Jakarta,RakyatSultra.id- Sejak diumumkan Menko Bidang Infrastruktur dan Pembangunan Kewilayahan Agus Harimurti Yudhoyono (AHY) pada akhir Juli 2025 lalu, proyek Kereta Cepat Jakarta-Surabaya langsung menarik perhatian.
Proyek strategis ini diyakini mampu memangkas waktu perjalanan sekaligus membuka peluang besar bagi konektivitas antarwilayah. Bukan hanya soal kecepatan, pembangunan kereta cepat juga menuntut keterlibatan banyak pihak.
Tidak terkecuali pemerintah daerah. Provinsi Jawa Timur, khususnya Kota Surabaya, diproyeksikan memegang peranan penting dalam keberhasilan proyek Kereta Cepat Jakarta-Surabaya.
Lantas, bagaimana sikap pemerintah daerah terhadap proyek Kereta Cepat Jakarta-Surabaya?
Kepala Badan Perencanaan Pembangunan Daerah, Penelitian, dan Pengembangan (Bappedalitbang) Kota Surabaya, Irvan Wahyudrajad mengatakan bahwa rencana proyek Kereta Cepat Jakarta-Surabaya sudah masuk rencana induk perkeretaapian 2030.
“Masuk pada rencana pengembangan jaringan dan layanan kereta api cepat pada lintas Jakarta-Bandung, dengan potensi perpanjangan menuju Kroya, Yogyakarta, Solo dan Surabaya,” ungkap Irvan kepada JawaPos.com, Selasa (26/8).
Dalam rencana induk, kereta cepat akan melintasi jalur utara Jawa. Hingga saat ini, belum ada perubahan dalam rencana tersebut, meski kereta cepat sudah terbangun di jalur Jakarta-Bandung.
Terkait peranan yang akan diambil Pemerintah Kota Surabaya, Irvan tak bisa memberikan jawaban. Sebab hingga saat ini, belum ada informasi kajian atau teknis perencanaan yang disampaikan Pemerintah Pusat kepada Pemkot Surabaya.
“Koordinasi terakhir dari Bappeda Provinsi Jawa Timur, bahwa sekarang masih didiskusikan terkait rencana kereta cepat (Jakarta-Surabaya) di level kementerian.

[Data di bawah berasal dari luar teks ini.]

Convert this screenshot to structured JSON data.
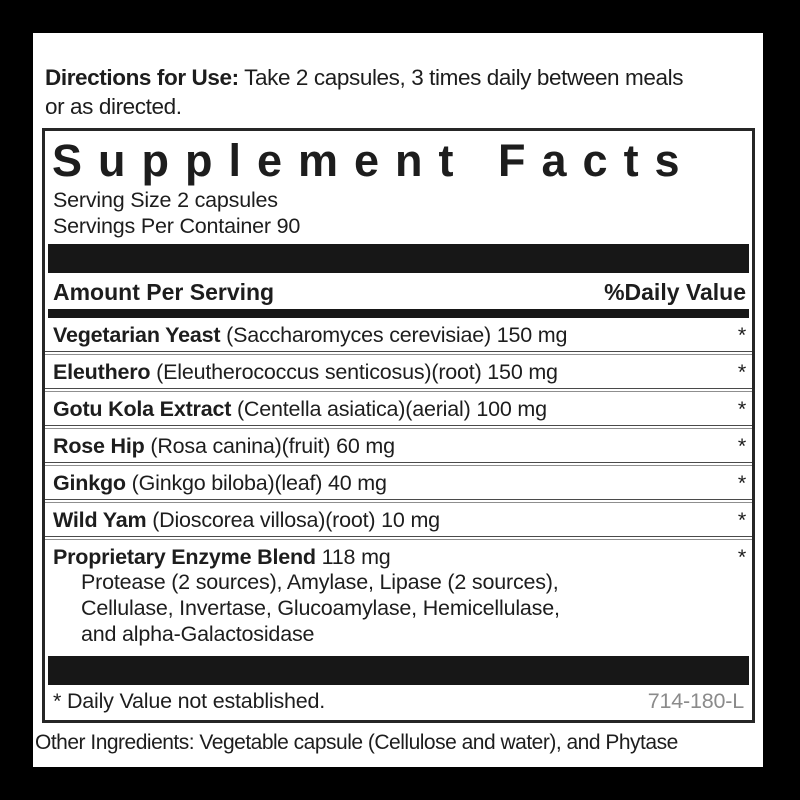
{
  "colors": {
    "frame": "#000000",
    "label_background": "#ffffff",
    "text": "#1d1d1d",
    "bar": "#171717",
    "box_border": "#262626",
    "code_gray": "#8b8b8b"
  },
  "directions": {
    "label": "Directions for Use:",
    "line1": "Take 2 capsules, 3 times daily between meals",
    "line2": "or as directed."
  },
  "panel": {
    "title": "Supplement Facts",
    "serving_size": "Serving Size 2 capsules",
    "servings_per_container": "Servings Per Container 90",
    "header": {
      "amount": "Amount Per Serving",
      "daily_value": "%Daily Value"
    },
    "rows": [
      {
        "name": "Vegetarian Yeast",
        "rest": "(Saccharomyces cerevisiae) 150 mg",
        "dv": "*"
      },
      {
        "name": "Eleuthero",
        "rest": "(Eleutherococcus senticosus)(root) 150 mg",
        "dv": "*"
      },
      {
        "name": "Gotu Kola Extract",
        "rest": "(Centella asiatica)(aerial) 100 mg",
        "dv": "*"
      },
      {
        "name": "Rose Hip",
        "rest": "(Rosa canina)(fruit) 60 mg",
        "dv": "*"
      },
      {
        "name": "Ginkgo",
        "rest": "(Ginkgo biloba)(leaf) 40 mg",
        "dv": "*"
      },
      {
        "name": "Wild Yam",
        "rest": "(Dioscorea villosa)(root) 10 mg",
        "dv": "*"
      }
    ],
    "blend": {
      "name": "Proprietary Enzyme Blend",
      "rest": "118 mg",
      "dv": "*",
      "lines": [
        "Protease (2 sources), Amylase, Lipase (2 sources),",
        "Cellulase, Invertase, Glucoamylase, Hemicellulase,",
        "and alpha-Galactosidase"
      ]
    },
    "footnote": "* Daily Value not established.",
    "code": "714-180-L"
  },
  "other_ingredients": "Other Ingredients: Vegetable capsule (Cellulose and water), and Phytase"
}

Rencana tersebut masuk dalam Rencana Induk Perkeretaapian Nasional,” tukas Irvan.
Wakil Gubernur Jawa Timur, Emil Elestianto Dardak menyambut positif rencana pembangunan Kereta Cepat Jakarta-Surabaya. Ia menegaskan Pemprov Jatim siap mengawal kelanjutan proyek pemerintah pusat tersebut.
"Kami tentunya sangat berbahagia mendengar komitmen Bapak Presiden (Prabowo Subianto) untuk melanjutkan kereta cepat dari Jakarta ke Surabaya," ujar Emil kepada JawaPos.com, Kamis (28/8).
Kereta Cepat Jakarta-Surabaya Jadi Prioritas RPJMN 2024-2029
Mantan Bupati Trenggalek itu belum bisa menjawab sejauh mana peranan Pemprov Jawa Timur dalam proyek Kereta Cepat Jakarta-Surabaya. Sebab, proyek tersebut hingga kini masih didiskusikan di level kementerian.